Though PTSD treatment strategies and protocols differ in how much exposure to traumatic material is necessary for resolution to occur, they all aim to make the client’s references to past events approachable in the present so they can be recognized by the client as not actually recurring, as not so close or inevitable — as workable even if at some level forever troubling. Easier said than done.

Relating to trauma flexibly and confidently is a gradual and uncomfortable process that usually depends on someone other than the PTSD sufferer being able to do it at first, i.e., a psychotherapist who is trauma-trained and trusted.

At first, it is the therapist who provides a calm, safe container in which the existence of a client's trauma can be bravely met and gently (indirectly and non-specifically) explored. As the client masters self-regulation skills to manage the anxiety that will arise as he orients to the memories, specific details of the trauma can also arise and be navigated more readily in the client’s private experience, even if not discussed in explicit detail with the therapist.

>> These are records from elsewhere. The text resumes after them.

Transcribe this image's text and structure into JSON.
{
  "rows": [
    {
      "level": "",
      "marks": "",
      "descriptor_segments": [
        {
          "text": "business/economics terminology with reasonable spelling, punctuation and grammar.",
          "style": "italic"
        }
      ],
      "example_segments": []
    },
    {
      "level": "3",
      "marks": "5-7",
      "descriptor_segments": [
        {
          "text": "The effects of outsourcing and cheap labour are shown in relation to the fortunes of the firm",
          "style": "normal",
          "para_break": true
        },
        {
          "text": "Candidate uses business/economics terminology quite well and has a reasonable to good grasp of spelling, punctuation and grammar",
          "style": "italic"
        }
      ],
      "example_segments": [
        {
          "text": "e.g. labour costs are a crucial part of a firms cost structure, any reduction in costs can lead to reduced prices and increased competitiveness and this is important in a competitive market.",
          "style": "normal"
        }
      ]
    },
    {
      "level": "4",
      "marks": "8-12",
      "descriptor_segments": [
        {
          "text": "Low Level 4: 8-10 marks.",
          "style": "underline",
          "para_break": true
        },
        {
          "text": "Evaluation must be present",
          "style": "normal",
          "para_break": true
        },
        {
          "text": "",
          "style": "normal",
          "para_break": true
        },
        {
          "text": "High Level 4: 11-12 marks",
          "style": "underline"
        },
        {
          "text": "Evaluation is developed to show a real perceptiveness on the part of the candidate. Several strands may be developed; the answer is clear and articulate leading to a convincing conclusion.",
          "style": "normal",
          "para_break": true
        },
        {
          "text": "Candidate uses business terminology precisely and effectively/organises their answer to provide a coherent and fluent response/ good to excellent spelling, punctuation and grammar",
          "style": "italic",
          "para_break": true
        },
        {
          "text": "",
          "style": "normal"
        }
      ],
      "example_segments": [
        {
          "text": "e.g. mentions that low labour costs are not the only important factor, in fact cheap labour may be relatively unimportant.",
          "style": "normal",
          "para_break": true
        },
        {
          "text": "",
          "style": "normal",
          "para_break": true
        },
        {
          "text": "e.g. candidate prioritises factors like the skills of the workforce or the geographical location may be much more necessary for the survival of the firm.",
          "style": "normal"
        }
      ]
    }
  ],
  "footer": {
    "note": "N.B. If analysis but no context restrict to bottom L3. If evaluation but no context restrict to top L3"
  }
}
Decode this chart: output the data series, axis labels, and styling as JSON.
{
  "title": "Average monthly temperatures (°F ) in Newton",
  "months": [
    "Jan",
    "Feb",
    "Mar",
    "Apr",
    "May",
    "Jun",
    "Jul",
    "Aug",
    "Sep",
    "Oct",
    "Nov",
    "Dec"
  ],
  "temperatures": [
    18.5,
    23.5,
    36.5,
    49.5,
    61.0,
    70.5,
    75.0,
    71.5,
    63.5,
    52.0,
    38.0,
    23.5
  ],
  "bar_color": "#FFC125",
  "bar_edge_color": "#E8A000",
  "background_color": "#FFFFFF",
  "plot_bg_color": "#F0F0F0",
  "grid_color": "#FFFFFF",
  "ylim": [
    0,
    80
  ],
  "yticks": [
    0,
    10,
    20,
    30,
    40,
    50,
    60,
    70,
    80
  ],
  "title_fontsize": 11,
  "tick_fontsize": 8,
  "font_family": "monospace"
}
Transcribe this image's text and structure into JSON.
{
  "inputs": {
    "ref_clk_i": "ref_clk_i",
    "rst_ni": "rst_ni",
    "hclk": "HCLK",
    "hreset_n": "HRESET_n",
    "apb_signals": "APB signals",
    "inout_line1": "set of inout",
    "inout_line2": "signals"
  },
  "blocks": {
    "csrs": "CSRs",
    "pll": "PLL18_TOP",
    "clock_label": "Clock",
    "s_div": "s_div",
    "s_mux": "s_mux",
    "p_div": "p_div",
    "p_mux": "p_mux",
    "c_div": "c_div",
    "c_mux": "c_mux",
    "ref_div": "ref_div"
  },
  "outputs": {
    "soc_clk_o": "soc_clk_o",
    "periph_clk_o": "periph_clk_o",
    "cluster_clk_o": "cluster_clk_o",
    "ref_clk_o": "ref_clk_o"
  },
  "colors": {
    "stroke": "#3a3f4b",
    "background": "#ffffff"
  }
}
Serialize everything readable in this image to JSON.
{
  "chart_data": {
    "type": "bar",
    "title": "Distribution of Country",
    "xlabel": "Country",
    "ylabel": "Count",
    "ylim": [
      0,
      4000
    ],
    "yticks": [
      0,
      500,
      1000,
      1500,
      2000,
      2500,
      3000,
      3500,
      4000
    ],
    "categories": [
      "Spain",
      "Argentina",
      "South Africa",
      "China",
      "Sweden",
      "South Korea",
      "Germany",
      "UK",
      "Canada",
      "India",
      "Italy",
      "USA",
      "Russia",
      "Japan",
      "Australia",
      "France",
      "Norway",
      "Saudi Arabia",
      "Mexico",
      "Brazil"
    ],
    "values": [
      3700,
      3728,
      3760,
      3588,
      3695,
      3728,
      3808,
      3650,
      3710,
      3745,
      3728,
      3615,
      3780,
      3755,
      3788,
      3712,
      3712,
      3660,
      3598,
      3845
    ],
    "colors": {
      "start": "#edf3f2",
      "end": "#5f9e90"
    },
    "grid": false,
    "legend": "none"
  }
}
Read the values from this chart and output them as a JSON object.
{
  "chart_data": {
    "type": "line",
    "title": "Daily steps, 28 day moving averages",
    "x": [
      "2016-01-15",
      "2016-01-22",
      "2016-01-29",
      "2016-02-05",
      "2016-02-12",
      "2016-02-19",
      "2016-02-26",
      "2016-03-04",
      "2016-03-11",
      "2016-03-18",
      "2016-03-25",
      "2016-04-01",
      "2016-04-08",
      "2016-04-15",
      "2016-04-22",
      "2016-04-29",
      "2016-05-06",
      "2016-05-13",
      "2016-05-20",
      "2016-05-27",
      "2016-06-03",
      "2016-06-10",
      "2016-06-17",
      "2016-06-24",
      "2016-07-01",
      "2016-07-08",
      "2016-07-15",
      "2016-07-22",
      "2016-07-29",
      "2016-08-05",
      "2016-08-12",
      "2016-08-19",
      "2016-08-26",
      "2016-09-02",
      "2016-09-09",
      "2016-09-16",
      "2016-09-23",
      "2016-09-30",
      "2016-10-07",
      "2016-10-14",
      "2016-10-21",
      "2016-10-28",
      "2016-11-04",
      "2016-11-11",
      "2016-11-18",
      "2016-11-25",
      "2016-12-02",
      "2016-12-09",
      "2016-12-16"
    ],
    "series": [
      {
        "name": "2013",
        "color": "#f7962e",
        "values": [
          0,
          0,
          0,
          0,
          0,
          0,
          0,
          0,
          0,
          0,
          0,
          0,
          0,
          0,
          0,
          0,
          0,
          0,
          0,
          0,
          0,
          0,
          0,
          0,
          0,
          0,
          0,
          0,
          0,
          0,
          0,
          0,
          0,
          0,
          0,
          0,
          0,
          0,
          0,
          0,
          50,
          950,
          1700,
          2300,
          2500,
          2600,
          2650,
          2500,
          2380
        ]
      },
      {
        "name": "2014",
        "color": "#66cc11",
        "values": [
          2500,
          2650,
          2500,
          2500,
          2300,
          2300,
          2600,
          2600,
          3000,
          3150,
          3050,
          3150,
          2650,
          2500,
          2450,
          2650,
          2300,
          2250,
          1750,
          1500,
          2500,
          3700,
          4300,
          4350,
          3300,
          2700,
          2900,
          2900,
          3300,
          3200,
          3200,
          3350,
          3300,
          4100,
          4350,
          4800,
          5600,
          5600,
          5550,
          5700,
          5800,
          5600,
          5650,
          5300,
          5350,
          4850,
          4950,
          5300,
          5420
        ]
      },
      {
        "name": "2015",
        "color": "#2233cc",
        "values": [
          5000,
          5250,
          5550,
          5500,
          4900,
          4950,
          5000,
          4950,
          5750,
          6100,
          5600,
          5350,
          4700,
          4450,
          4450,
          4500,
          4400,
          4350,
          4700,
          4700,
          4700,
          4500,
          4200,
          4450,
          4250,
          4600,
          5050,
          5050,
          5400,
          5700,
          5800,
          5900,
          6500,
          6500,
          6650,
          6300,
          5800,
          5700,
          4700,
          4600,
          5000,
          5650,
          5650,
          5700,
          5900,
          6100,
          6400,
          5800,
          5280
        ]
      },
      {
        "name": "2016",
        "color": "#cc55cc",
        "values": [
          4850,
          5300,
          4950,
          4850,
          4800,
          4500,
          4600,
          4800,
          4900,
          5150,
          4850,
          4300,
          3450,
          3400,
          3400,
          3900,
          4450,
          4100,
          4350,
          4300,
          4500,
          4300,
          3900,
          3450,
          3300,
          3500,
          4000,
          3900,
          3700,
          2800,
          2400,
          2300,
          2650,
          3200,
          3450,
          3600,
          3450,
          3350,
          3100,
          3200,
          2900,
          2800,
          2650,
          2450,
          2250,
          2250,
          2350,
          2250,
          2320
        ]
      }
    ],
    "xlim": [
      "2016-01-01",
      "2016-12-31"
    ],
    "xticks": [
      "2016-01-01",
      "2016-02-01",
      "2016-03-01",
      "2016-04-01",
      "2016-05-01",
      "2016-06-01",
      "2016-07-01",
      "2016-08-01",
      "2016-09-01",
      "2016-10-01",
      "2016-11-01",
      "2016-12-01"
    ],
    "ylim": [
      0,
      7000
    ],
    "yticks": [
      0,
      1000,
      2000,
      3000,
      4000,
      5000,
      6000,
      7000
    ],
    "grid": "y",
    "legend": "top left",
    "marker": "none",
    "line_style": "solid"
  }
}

Through a therapeutic relationship that includes privacy and dialogue around traumatic material, the client grows in confidence, recognizing himself as a trustworthy, reliable, capable container for his own shifting experience. Now a spontaneous mixing and mingling of previously siloed material can and will occur — of bad memories and good, of grief and possibility, of personal experiences and others’ experiences, of a dark past that really happened and a rising-sun of a future.

The castle, the dysfunctional testimonial to a PTSD sufferer’s unbearable but real experience, is now seen and felt and crumbling — never completely unhad, but softened by a gull’s landing, by rough and gentle waves of reference, by the winds of anger and probably at some point a ready rain of tears. PTSD that is exposed to the brave and spacious care and sense of the client’s natural ability to heal, and those who support that healing, simply cannot help but resolve.


*Sedation, though certainly not a goal, can be achieved by way of prescribed psychiatric medications, especially in the absence of concurrent psychotherapeutic support, as well as self-medicating with legal or illicit substances. Sleeplessness, also not a goal, is achieved by way of the anxiety and hypervigilance that mark a PTSD sufferer's days and are especially heightened at night, when she is asked to enter a sentient being's most vulnerable state of mind and body: sleep.